Sous le feu des critiques depuis des années, le pont Morandi, du nom de son ingénieur Riccadro Morandi, n’est pas la première structure à s’être effondrée en Italie. Depuis 2014, pas moins de huit ponts se sont ainsi écroulés. Le dernier en date, celui de Fossano, dans le Piémont, en avril 2017 n’avait fait aucune victime. Il était cependant intervenu un mois seulement après l’effondrement d’un autre pont, enjambant une autoroute près d’Ancone, situé au sud de Saint-Marin. Cette catastrophe avait fait deux morts. Fin 2016, le pont entre Palerme et Agrigente, en Sicile, s’était également écroulé, dix jours seulement après son inauguration.

Un réseau autoroutier vieillissant

Construit principalement dans les années 1960-1970, le réseau routier italien est vieillissant et régulièrement dénoncé comme tel par l’Anas. Au cours des dix dernières années, le gouvernement a diminué les budgets d’investissement dans les infrastructures, délaissant l’entretien des quelque 26 400 kilomètres du réseau routier italien. Le gouvernement italien a, en parallèle, accentué le développement du fret ferroviaire, comme avec le projet Lyon-Turin.

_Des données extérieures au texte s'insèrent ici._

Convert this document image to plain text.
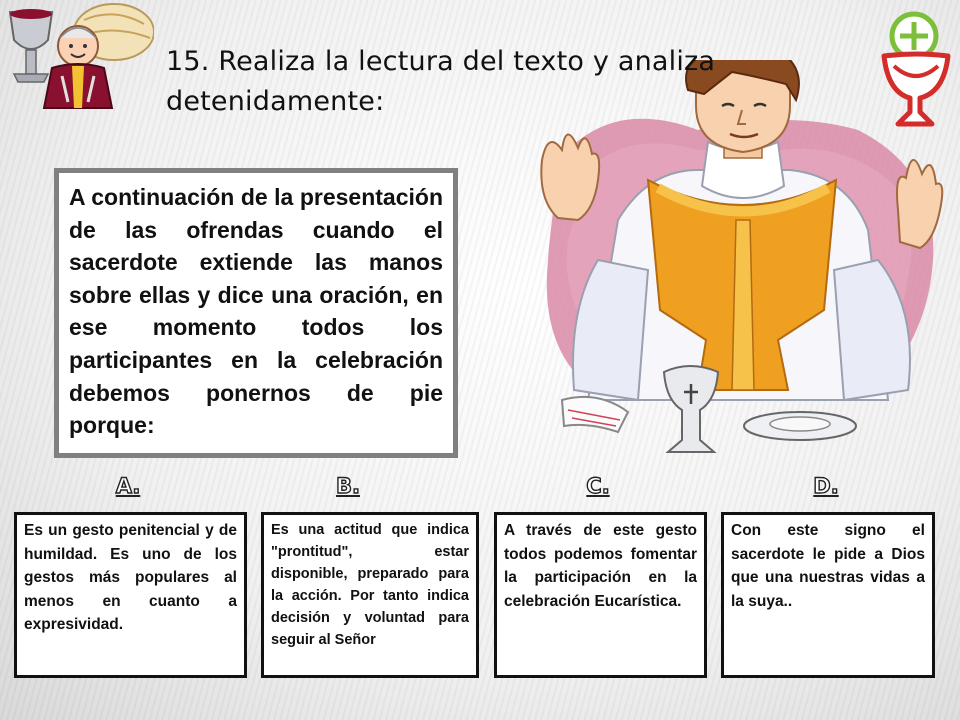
15. Realiza la lectura del texto y analiza detenidamente:

A continuación de la presentación de las ofrendas cuando el sacerdote extiende las manos sobre ellas y dice una oración, en ese momento todos los participantes en la celebración debemos ponernos de pie porque:

A.	B.	C.	D.

Es un gesto penitencial y de humildad. Es uno de los gestos más populares al menos en cuanto a expresividad.

Es una actitud que indica "prontitud", estar disponible, preparado para la acción. Por tanto indica decisión y voluntad para seguir al Señor

A través de este gesto todos podemos fomentar la participación en la celebración Eucarística.

Con este signo el sacerdote le pide a Dios que una nuestras vidas a la suya..
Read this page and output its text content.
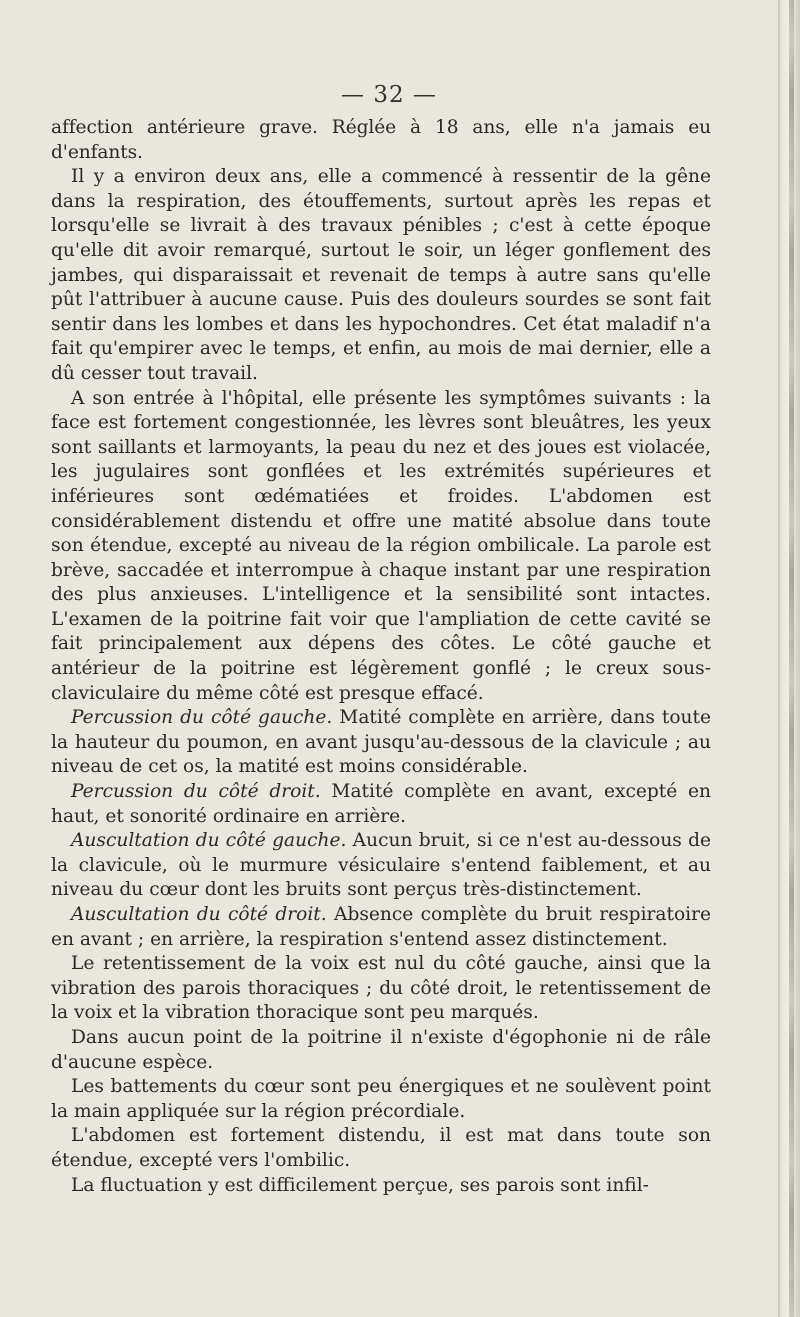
— 32 —

affection antérieure grave. Réglée à 18 ans, elle n'a jamais eu d'enfants.

Il y a environ deux ans, elle a commencé à ressentir de la gêne dans la respiration, des étouffements, surtout après les repas et lorsqu'elle se livrait à des travaux pénibles ; c'est à cette époque qu'elle dit avoir remarqué, surtout le soir, un léger gonflement des jambes, qui disparaissait et revenait de temps à autre sans qu'elle pût l'attribuer à aucune cause. Puis des douleurs sourdes se sont fait sentir dans les lombes et dans les hypochondres. Cet état maladif n'a fait qu'empirer avec le temps, et enfin, au mois de mai dernier, elle a dû cesser tout travail.

A son entrée à l'hôpital, elle présente les symptômes suivants : la face est fortement congestionnée, les lèvres sont bleuâtres, les yeux sont saillants et larmoyants, la peau du nez et des joues est violacée, les jugulaires sont gonflées et les extrémités supérieures et inférieures sont œdématiées et froides. L'abdomen est considérablement distendu et offre une matité absolue dans toute son étendue, excepté au niveau de la région ombilicale. La parole est brève, saccadée et interrompue à chaque instant par une respiration des plus anxieuses. L'intelligence et la sensibilité sont intactes. L'examen de la poitrine fait voir que l'ampliation de cette cavité se fait principalement aux dépens des côtes. Le côté gauche et antérieur de la poitrine est légèrement gonflé ; le creux sous-claviculaire du même côté est presque effacé.

Percussion du côté gauche. Matité complète en arrière, dans toute la hauteur du poumon, en avant jusqu'au-dessous de la clavicule ; au niveau de cet os, la matité est moins considérable.

Percussion du côté droit. Matité complète en avant, excepté en haut, et sonorité ordinaire en arrière.

Auscultation du côté gauche. Aucun bruit, si ce n'est au-dessous de la clavicule, où le murmure vésiculaire s'entend faiblement, et au niveau du cœur dont les bruits sont perçus très-distinctement.

Auscultation du côté droit. Absence complète du bruit respiratoire en avant ; en arrière, la respiration s'entend assez distinctement.

Le retentissement de la voix est nul du côté gauche, ainsi que la vibration des parois thoraciques ; du côté droit, le retentissement de la voix et la vibration thoracique sont peu marqués.

Dans aucun point de la poitrine il n'existe d'égophonie ni de râle d'aucune espèce.

Les battements du cœur sont peu énergiques et ne soulèvent point la main appliquée sur la région précordiale.

L'abdomen est fortement distendu, il est mat dans toute son étendue, excepté vers l'ombilic.

La fluctuation y est difficilement perçue, ses parois sont infil-
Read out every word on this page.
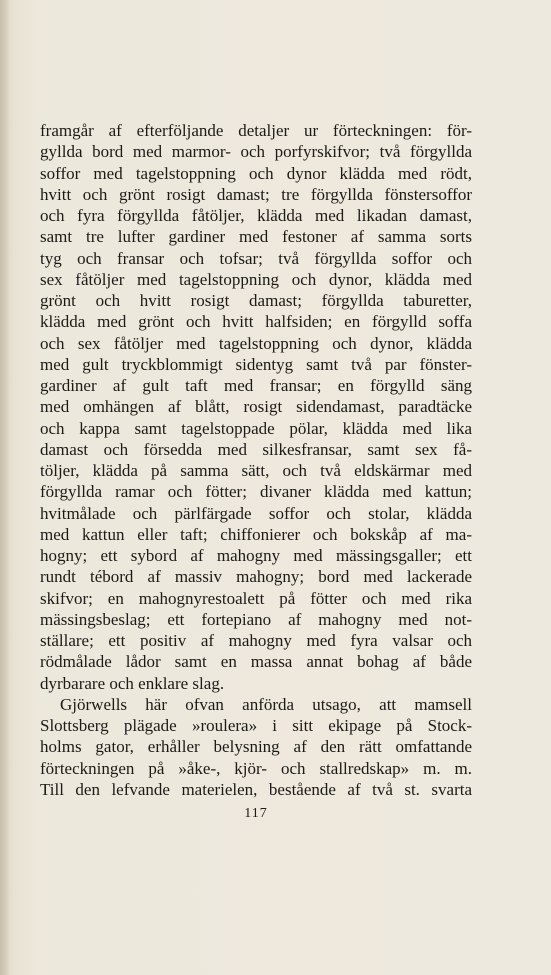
framgår af efterföljande detaljer ur förteckningen: för-
gyllda bord med marmor- och porfyrskifvor; två förgyllda
soffor med tagelstoppning och dynor klädda med rödt,
hvitt och grönt rosigt damast; tre förgyllda fönstersoffor
och fyra förgyllda fåtöljer, klädda med likadan damast,
samt tre lufter gardiner med festoner af samma sorts
tyg och fransar och tofsar; två förgyllda soffor och
sex fåtöljer med tagelstoppning och dynor, klädda med
grönt och hvitt rosigt damast; förgyllda taburetter,
klädda med grönt och hvitt halfsiden; en förgylld soffa
och sex fåtöljer med tagelstoppning och dynor, klädda
med gult tryckblommigt sidentyg samt två par fönster-
gardiner af gult taft med fransar; en förgylld säng
med omhängen af blått, rosigt sidendamast, paradtäcke
och kappa samt tagelstoppade pölar, klädda med lika
damast och försedda med silkesfransar, samt sex få-
töljer, klädda på samma sätt, och två eldskärmar med
förgyllda ramar och fötter; divaner klädda med kattun;
hvitmålade och pärlfärgade soffor och stolar, klädda
med kattun eller taft; chiffonierer och bokskåp af ma-
hogny; ett sybord af mahogny med mässingsgaller; ett
rundt tébord af massiv mahogny; bord med lackerade
skifvor; en mahognyrestoalett på fötter och med rika
mässingsbeslag; ett fortepiano af mahogny med not-
ställare; ett positiv af mahogny med fyra valsar och
rödmålade lådor samt en massa annat bohag af både
dyrbarare och enklare slag.
Gjörwells här ofvan anförda utsago, att mamsell
Slottsberg plägade »roulera» i sitt ekipage på Stock-
holms gator, erhåller belysning af den rätt omfattande
förteckningen på »åke-, kjör- och stallredskap» m. m.
Till den lefvande materielen, bestående af två st. svarta
117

En Italie, le trafic de marchandises passe essentiellement par les routes, les ponts et les viaducs. L’usure des infrastructures est donc plus rapide et un entretien régulier nécessaire. En 2017, devant le nombre de ponts effondrés en Italie, le gouvernement avait finalement décidé de relancer les investissements dans les infrastructures routières. Selon un article publié dans les Echos, en avril 2017, les pouvoirs publics prévoyaient de consacrer 5,6 milliards d’euros sur cinq ans au réseau routier et autoroutier, soit environ 1 milliard d’euros par an. L’Anas préconise pourtant d’investir 2,5 milliards d’euros par an pour le maintien en bon état de ces réseaux.

Les catastrophes à travers le monde

L’Italie est loin d’être le seul pays concerné par ces catastrophes. En mars 2018, un pont piétonnier reliant l’Université internationale de Floride à une zone d’habitation étudiante, s’était effondré moins d’une semaine après la fin des travaux, tuant six personnes. Un pont autoroutier enjambant le Mississippi à Minneapolis s’était effondré, en août 2007. Des voitures avaient été écrasées sous des blocs de béton et d’autres ont basculé dans le fleuve. Le bilan officiel faisait état de sept morts.

Aucun pays ne semble à l’abri d’une telle catastrophe. En septembre 2006, un pont s’effondrait au Québec faisant cinq morts. En novembre 2005, une section de pont autoroutier en construction s’effondrait dans le sud de l’Espagne, tuant six personnes. En août 2007, en Chine, 64 personnes sont tuées et 22 blessées dans l’effondrement d’un pont dans la province du Hunan (centre). L’ouvrage, long de 328 mètres, venait d’être achevé. En mars 2001, un pont s’effondrait dans la capitale portugaise de Lisbonne et envoyait un autocar dans un fleuve, faisant 58 victimes. Chaque catastrophe a eu pour effet dans les pays concernés de relancer le débat sur la fragilité de ces immenses infrastructures.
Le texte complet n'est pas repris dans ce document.